Leptin is a metabolic signal to the reproductive axis, where it increases the plasma levels of luteinising hormone (LH) and follicle stimulating hormone (FSH). Since the placental regulation of human chorionic gonadotrophin (hCG) mimics that of the pituitary LH, we undertook this study to see if leptin could be involved in the secretion and synthesis of hCG in first-trimester trophoblast. We incubated cytotrophoblastic cells (CTB) with GnRH-I or GnRH-II, for 4 or 48 h and collected the media at different times thereafter. GnRH-II was more potent than GnRH-I when incubated for 4 h with CTB. Leptin secretion, as measured at 4 h, was significantly stimulated by GnRH-II. When measured at 24 h leptin values were also increased as compared to controls. Neither GnRH-I, nor GnRH-II had any effect on leptin secretion when incubated for 48 h with CTB. Leptin was also added to perifused placental explants, and samples (in which hCG was measured) were collected every 3 min. Leptin significantly stimulated hCG secretion by explants and induced a pulse of hCG immediately (within 6 min) after its injection, increasing significantly the area under the curve (P=0.04) and the amplitude (P=0.02) of hCG pulses. We conclude that GnRH-II is more effective than GnRH-I in stimulating leptin secretion. This difference could be explained by the existence of two different types of placental GnRH receptors or two different pathways of GnRH degradation. Furthermore, we observe that leptin has a significant stimulatory effect on hCG pulsatility.

Triptorelin acetate administration in early pregnancy : case reports and review of the literature

When using a long protocol with cycle day 23 gonadotrophin-releasing hormone agonists (GnRH-a) administration, an elevated estradiol level or a missed period 10-14 days after initiating pituitary downregulation should alert the physician to the possibility of a pregnancy. We report 4 pregnancies occurring during pituitary downregulation with Triptorelin acetate in 366 in-vitro fertilization (IVF) cycles resulting in 3 deliveries of 4 normal neonates at term and 1 first trimester abortion. This supports published data reporting a 1% spontaneous pregnancy incidence in women undergoing pituitary desensitization GnRH-a during the luteal phase prior to planned IVF treatment, a 15.9% abortion rate and a 1.7% malformation rate. Our cases together with other published data suggest that pregnancy outcome is not adversely affected by GnRH-a administration during the luteal phase of the conception cycle. However, long term follow-up of these babies is still lacking and the number of reported cases is too small adequately to rule out the possibility of any detrimental effect related GnRH-a administration in pregnancy.

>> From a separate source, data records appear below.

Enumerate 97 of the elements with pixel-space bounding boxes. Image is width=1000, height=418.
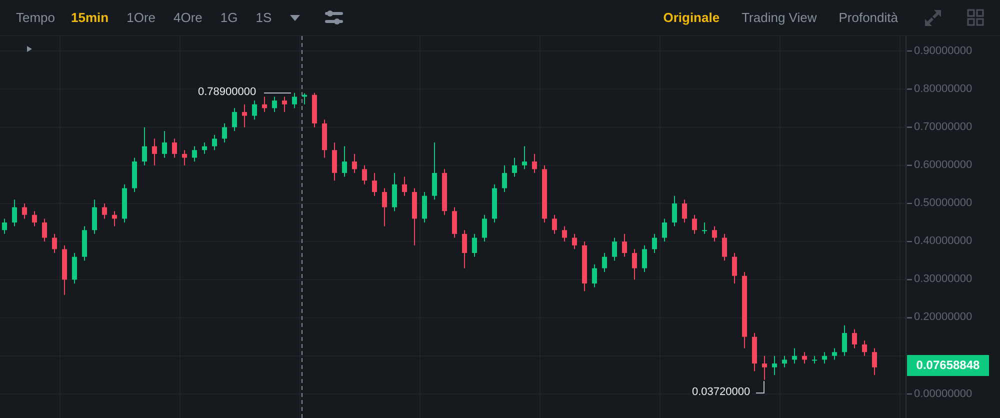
candlestick	[652, 233, 657, 254]
collapse-icon[interactable]	[27, 46, 32, 52]
candlestick	[72, 252, 77, 284]
candlestick	[202, 142, 207, 154]
interval-tab[interactable]: 4Ore	[174, 8, 202, 28]
candlestick	[732, 252, 737, 284]
interval-tab[interactable]: 1G	[220, 8, 238, 28]
candlestick	[432, 142, 437, 200]
axis-label: 0.50000000	[914, 196, 972, 210]
candlestick	[672, 195, 677, 227]
candlestick	[862, 340, 867, 356]
candlestick	[592, 264, 597, 288]
candlestick	[512, 157, 517, 178]
time-label: Tempo	[16, 8, 56, 27]
candlestick	[702, 222, 707, 234]
candlestick	[262, 96, 267, 112]
candlestick	[762, 355, 767, 380]
candlestick	[242, 104, 247, 128]
candlestick	[282, 96, 287, 112]
candlestick	[232, 108, 237, 132]
candlestick	[152, 138, 157, 166]
candlestick	[782, 355, 787, 368]
candlestick	[392, 172, 397, 212]
candlestick	[182, 150, 187, 166]
view-tab[interactable]: Profondità	[838, 8, 898, 28]
candlestick	[22, 202, 27, 220]
candlestick	[92, 199, 97, 234]
candlestick	[252, 100, 257, 120]
candlestick	[272, 96, 277, 112]
candlestick	[222, 122, 227, 143]
candlestick	[192, 146, 197, 162]
candlestick	[852, 328, 857, 349]
axis-label: 0.40000000	[914, 235, 972, 248]
candlestick	[162, 130, 167, 158]
candlestick	[352, 153, 357, 174]
candlestick	[52, 233, 57, 254]
axis-label: 0.30000000	[914, 273, 972, 286]
candlestick	[572, 233, 577, 250]
candlestick	[362, 164, 367, 185]
candlestick	[802, 352, 807, 364]
candlestick	[662, 218, 667, 242]
candlestick	[622, 233, 627, 258]
candlestick	[292, 92, 297, 109]
candlestick	[872, 348, 877, 376]
candlestick	[502, 164, 507, 193]
candlestick	[372, 172, 377, 196]
interval-tab[interactable]: 15min	[71, 8, 109, 28]
candlestick	[42, 218, 47, 242]
candlestick	[332, 142, 337, 182]
candlestick	[32, 210, 37, 227]
candlestick	[142, 126, 147, 166]
candlestick	[402, 176, 407, 196]
axis-label: 0.00000000	[914, 388, 972, 400]
candlestick	[172, 138, 177, 158]
leader-line	[756, 380, 764, 394]
candlestick	[562, 226, 567, 242]
interval-tab[interactable]: 1S	[256, 8, 272, 28]
candlestick	[832, 348, 837, 360]
caret-icon[interactable]	[290, 14, 300, 20]
candlestick	[692, 214, 697, 234]
candlestick	[112, 210, 117, 227]
sliders-icon[interactable]	[324, 10, 343, 25]
axis-label: 0.60000000	[914, 158, 972, 172]
candlestick	[342, 146, 347, 178]
candlestick	[642, 244, 647, 273]
view-tab[interactable]: Trading View	[742, 8, 817, 28]
candlestick	[472, 233, 477, 258]
candlestick	[462, 230, 467, 269]
candlestick	[792, 348, 797, 364]
candlestick	[772, 355, 777, 376]
candlestick	[632, 248, 637, 280]
candlestick	[382, 188, 387, 227]
candlestick	[482, 214, 487, 242]
axis-label: 0.80000000	[914, 82, 972, 96]
candlestick	[842, 324, 847, 356]
candlestick	[722, 233, 727, 262]
candlestick	[612, 237, 617, 262]
candlestick	[422, 192, 427, 223]
candlestick	[712, 226, 717, 242]
axis-label: 0.90000000	[914, 44, 972, 58]
candlestick	[212, 134, 217, 151]
candlestick	[602, 252, 607, 273]
candlestick	[2, 218, 7, 234]
axis-label: 0.70000000	[914, 120, 972, 134]
candlestick	[12, 199, 17, 227]
interval-tab[interactable]: 1Ore	[126, 8, 156, 28]
candlestick	[532, 153, 537, 174]
candlestick	[452, 206, 457, 238]
leader-line	[264, 92, 292, 94]
view-tab[interactable]: Originale	[663, 8, 720, 28]
candlestick	[822, 352, 827, 364]
candlestick	[552, 214, 557, 234]
candlestick	[682, 199, 687, 223]
last-price-badge: 0.07658848	[907, 355, 989, 376]
axis-label: 0.20000000	[914, 311, 972, 324]
candlestick	[522, 146, 527, 170]
candlestick	[102, 202, 107, 220]
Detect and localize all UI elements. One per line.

The apparent late half-life of human chorionic gonadotropin (hCG) after surgical treatment for ectopic pregnancy A new approach to diagnose persistent trophoblastic activity

OBJECTIVE The disappearance kinetic of human chorionic gonadotropin (hCG) follows a biexponential decay with a rapid initial fall followed later by a slow disappearance. This kinetic is characterised by two half-lives: an early and a late. The objective of this study was to determine if and which half-life could be used clinically to detect persistent trophoblast after conservative surgery in patients with ectopic pregnancy. DESIGN Retrospective analysis of patients having undergone salpingostomy by laparoscopy for an ectopic tubal pregnancy between January 1990 and October 1993. SETTING Gynaecology Department of an University Hospital. PATIENTS 104 women with diagnosed tubal ectopic pregnancy were treated by salpingostomy performed under laparoscopy. In seven cases, persistent trophoblast was diagnosed on the basis of plateauing or increasing peripheral hCG values. MAIN RESULTS From the individual disappearance curves of hCG we calculated the early half-life (early T0.5, from samples obtained between 0 and 48 h postsurgery) and the late half-life (late T0.5, from samples obtained between 2 and 7 days postsurgery). Late T0.5 but not early T0.5 were significantly (P<0.0001 and P=0.416 respectively) longer in women (n =7) in whom a persistent trophoblast was diagnosed. Early T0.5 was dependant on the preoperative value of hCG, whereas late T0.5 was independent. We propose to use late T0.5 as a parameter to follow ectopic pregnancies after treatment.